Gli Offlaga Disco Pax nel loro capolavoro Socialismo tascabile hanno fatto della toponomastica di Cavriago (piccolo centro in provincia di Reggio Emilia, che ha dato i natali, tra gli altri, a Orietta Berti) un’ode al comunismo e alla sua memoria. Per parte mia, ho sempre avuto una passione – spesso incompresa – per la toponomastica. Anche all’università, quanto erano belli i toponimi del Medioevo? A un certo punto poi avevo cominciato ad appuntare quelli più divertenti che incontravo durante i miei viaggi. Un giorno di primavera, mentre andavo a un matrimonio in provincia di Ascoli Piceno, ecco pararmisi di fronte il cartello che annunciava l’ingresso in località “Fava Lanciata”. Lì, con quel toponimo – definitivo – la lista, felice, si è chiusa.

Ho acquistato Truth or Consequences di Roberto Boccaccino (Skinnerboox, 2020) in pre-order, all’inizio della pandemia. E me lo sono letto – e guardato, perché non si tratta di parole, ma di immagini di parole – d’un fiato in macchina, aspettando figlio e marito che si attardavano nel cortile dell’asilo, all’uscita. E ho riso. In piena pandemia, un toccasana.

Una storia d’amore e di tradimento.
Lei,  “Sola | depressa | mangio | patate | nella | nostra | casa”.
L’altra, americana, “Remember | love | fully | packed | of | many | dangers”.
Lui,  “Cambio | vita | faccio | monaco”.
Il tutto, intorno al mondo.

Ogni frase è un viaggio lungo migliaia di chilometri, che attraversa il globo guardandolo da uno schermo e percorrendolo sulle mappe di Google.

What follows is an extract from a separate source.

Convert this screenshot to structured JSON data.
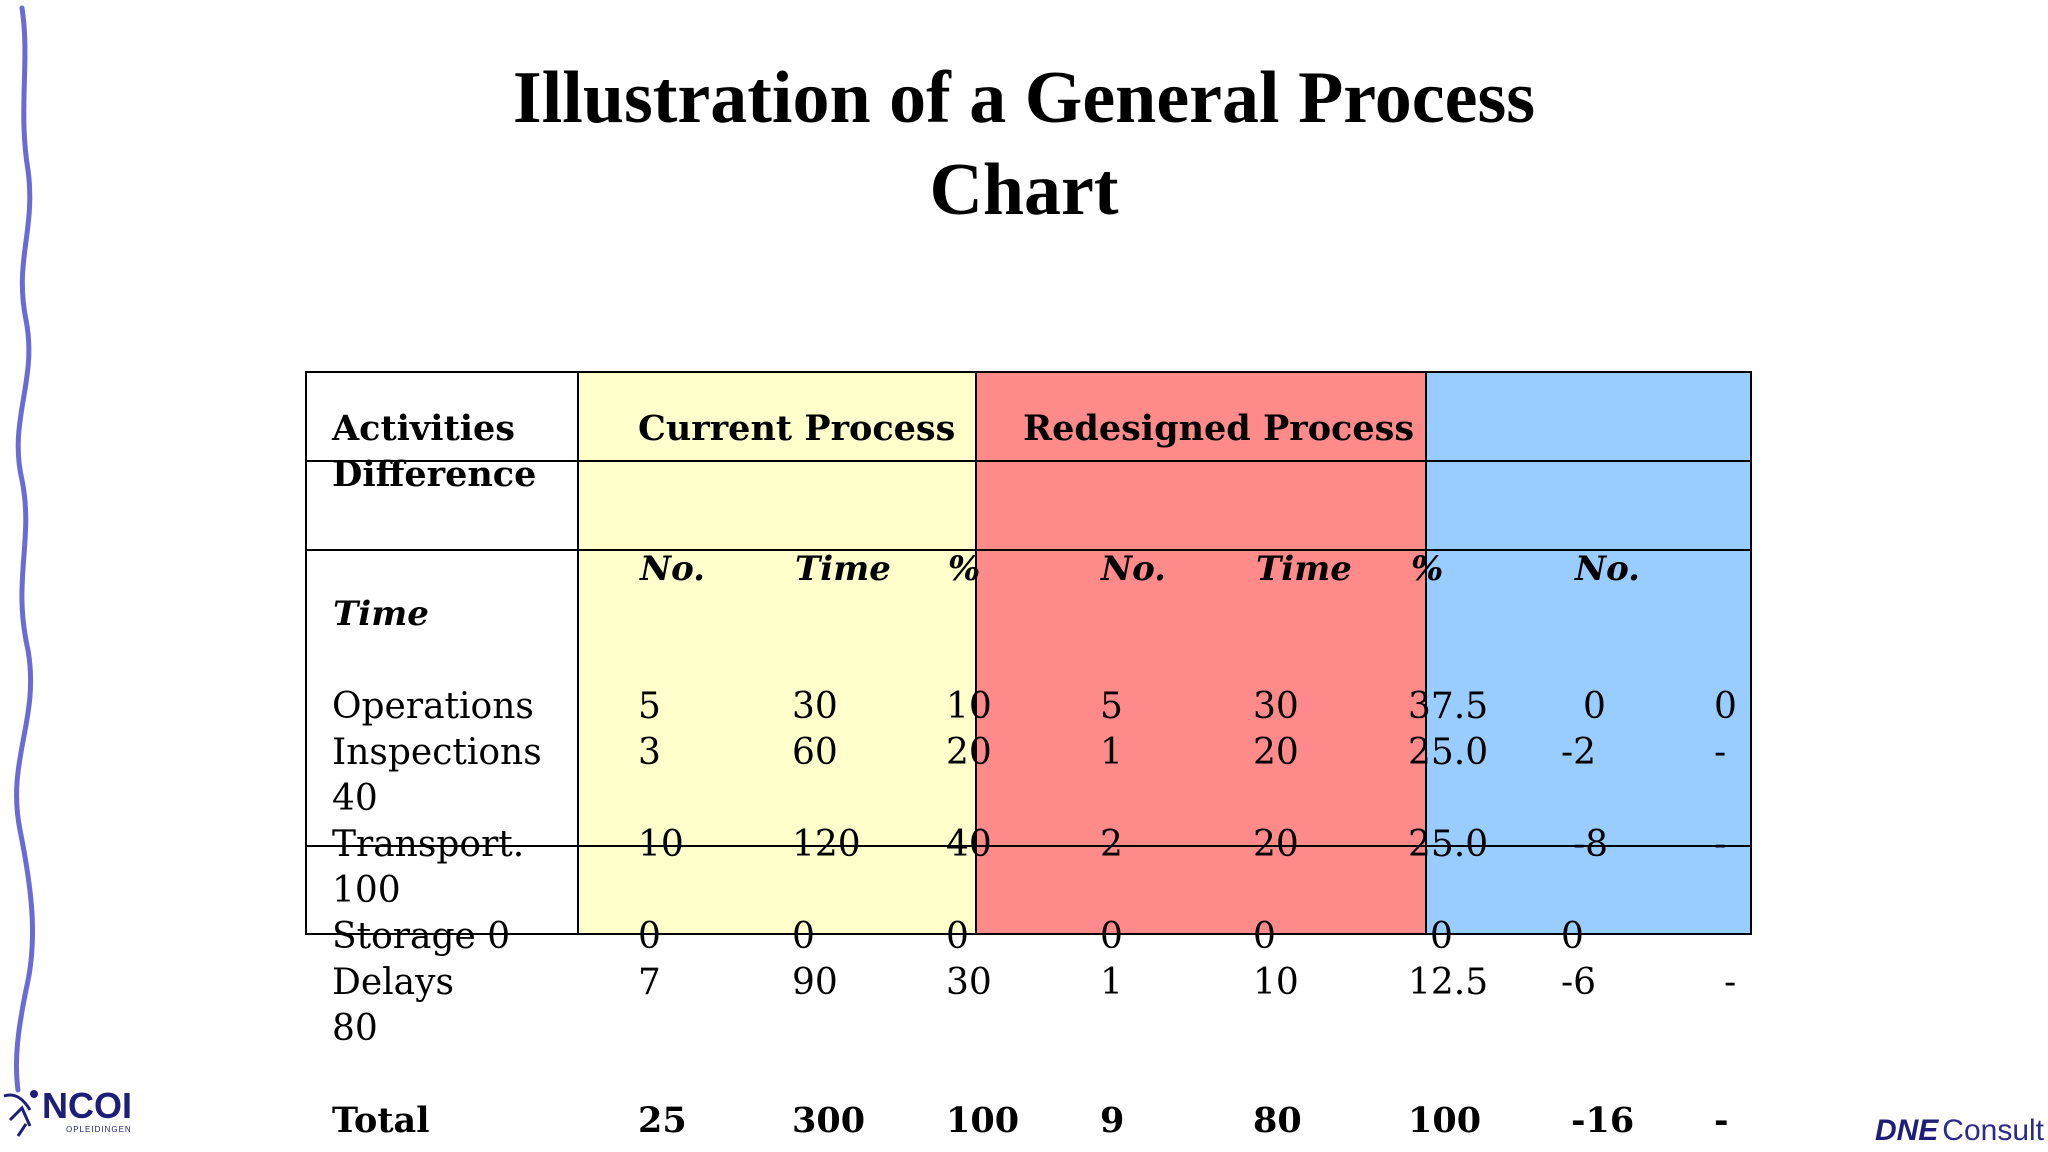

Luigi Ghirri nel 1974 ha fotografato le pagine di un atlante, nel primo dei suo “viaggi minimi”.
In questo anno strano, anche noi abbiamo navigato l’internet cercando di placare quel bisogno inappagabile di essere altrove.
@toponimia e @sadtopographies sono due account Instagram che collezionano toponimi stravaganti su Google Maps. Il primo si aggancia al quotidiano, alla cronaca e all’attualità per percorrere l’Italia alla ricerca di città, paesi e località dai nomi strani; il secondo, scova e accumula toponimi in giro per il mondo che raccontano di una desolante tristezza.
Ma le storie qui, se vogliamo, dobbiamo inventarle da soli.

Invece Boccaccino, su quelle mappe cerca e trova una storia, una delle infinite possibili. Attingendo a un vocabolario limitato, lacunoso, improbabile, per di più predisposto per un diverso scopo, costruisce un racconto. Unico. Irripetibile. Mettendo in discussione e spingendo al limite un dispositivo che diamo, costantemente, per scontato: il linguaggio.

Capiamo meglio.

Chiudi il testo introduttivo del libro citando Heidegger e asserendo che “la realtà non vuole essere raccontata quasi mai. Ogni racconto è una traduzione, e ogni traduzione è un tradimento”. Mi viene da aggiungere, citando Paolo Fabbri, che “siccome le lingue non sono sistemi chiusi, ogni traduzione arricchisce la lingua di partenza almeno quanto arricchisce la lingua di arrivo”.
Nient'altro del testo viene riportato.